From 1820, the British Lord Charles Somerset accelerated the Anglicisation policy introduced by his colonial predecessor. Somerset imported Scottish ministers and teachers to teach the citizens English. In 1822 Somerset also began to replace Dutch with English as the administrative and legal language. Under Somerset, English became the sole official language of the Cape Colony.
However, a movement arose in the late 1800s to promote Afrikaans as a reading and writing language, and to translate the Bible into Afrikaans. In 1914, Afrikaans was recognised as a medium of instruction in schools. By 1918, in an editorial by De Burger about the progress of Afrikaans, it was written that the younger generation, who had previously preferred to write in English, now wrote in Afrikaans. In the second half of that year, Afrikaans was also elevated to a university subject for the first time.
In 1909, the “South Africa Act” through which the Union of South Africa would come into being on 31 May 1910 was passed. Art. 137 of the Union Constitution read as follows:
“The English as well as the Dutch languages are official languages of the Union. They are treated on the same footing and possess and enjoy equal freedom, rights and privileges. All acts, reports and proceedings of the Parliament are kept in both languages, and bills, laws and notifications of general public weight or importance issued by the Government of the Union, are and passed in both languages.”
A high point for the proponents of Afrikaans was the recognition of Afrikaans as the official language of South Africa. On May 8, 1925, in a joint session of the Union People’s Council and the Senate, the law on “the Official Languages of the Union” was unanimously adopted. Act number 9 of 1925 read as follows:
“After doubt arose regarding the meaning of the word “Dutch” in the South Africa Act, 1909; and after it was expedient to remove the doubt; it was decided by His Majesty the King, the Senate and the legislative assembly of the Union of South Africa as follows:
1. the word “Dutch” in section one hundred and thirty seven of the South Africa Act, 1909, and elsewhere in the Act where that word occurs, is hereby declared to include Afrikaans.

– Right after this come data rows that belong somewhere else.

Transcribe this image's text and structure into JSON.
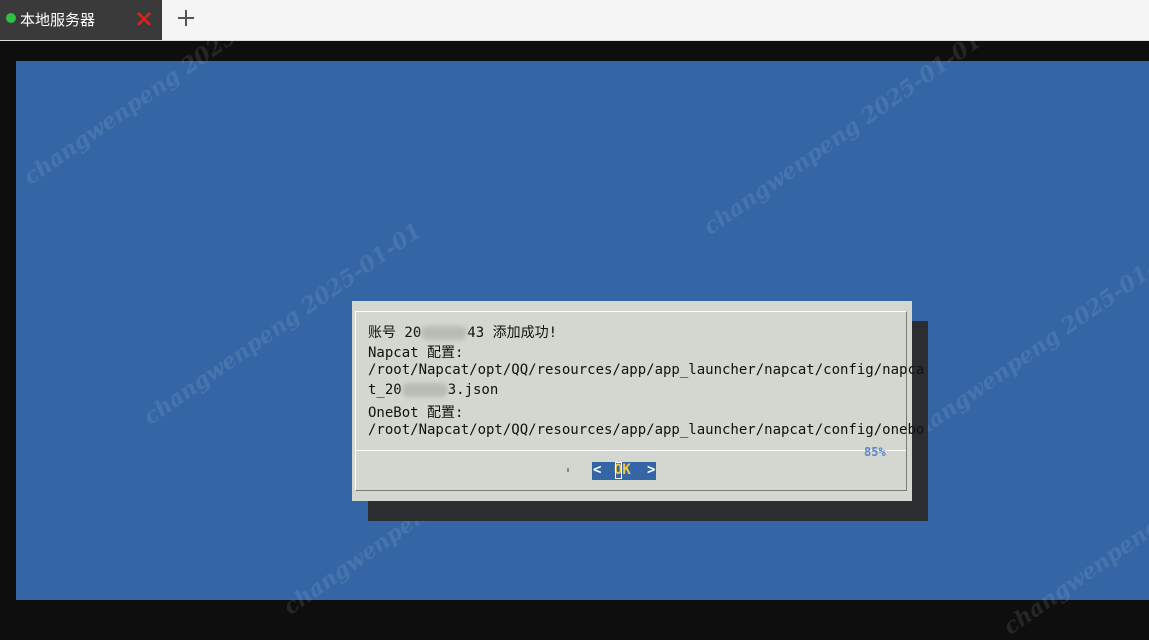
{
  "tabs": [
    {
      "title": "本地服务器",
      "status_color": "#2fbf45",
      "close_color": "#e02020",
      "active": true
    }
  ],
  "new_tab_icon": "plus-icon",
  "watermark": "changwenpeng 2025-01-01",
  "dialog": {
    "lines": {
      "account_prefix": "账号 20",
      "account_suffix": "43 添加成功!",
      "napcat_label": "Napcat 配置:",
      "napcat_path": "/root/Napcat/opt/QQ/resources/app/app_launcher/napcat/config/napca",
      "napcat_file_prefix": "t_20",
      "napcat_file_suffix": "3.json",
      "onebot_label": "OneBot 配置:",
      "onebot_path": "/root/Napcat/opt/QQ/resources/app/app_launcher/napcat/config/onebo"
    },
    "scroll_percent": "85%",
    "ok_button": {
      "left": "<",
      "label": "OK",
      "right": ">"
    }
  },
  "colors": {
    "screen_bg": "#3465a4",
    "dialog_bg": "#d3d7cf",
    "ok_highlight": "#f2c94c"
  }
}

2. This Act may for all purposes be cited as the Official Languages of the Union Act, 1925, and shall be deemed to have been in force from the thirty-first day of May 1910.”
In 1994, South Africa got a new constitution. Article 6 of this constitution determined that eleven languages are recognized as official languages. It was further determined that the language rights (of Afrikaans and English) that existed before 1994 would not be affected. Since 2022, South African Sign Language is on track to soon become the country’s twelfth official language.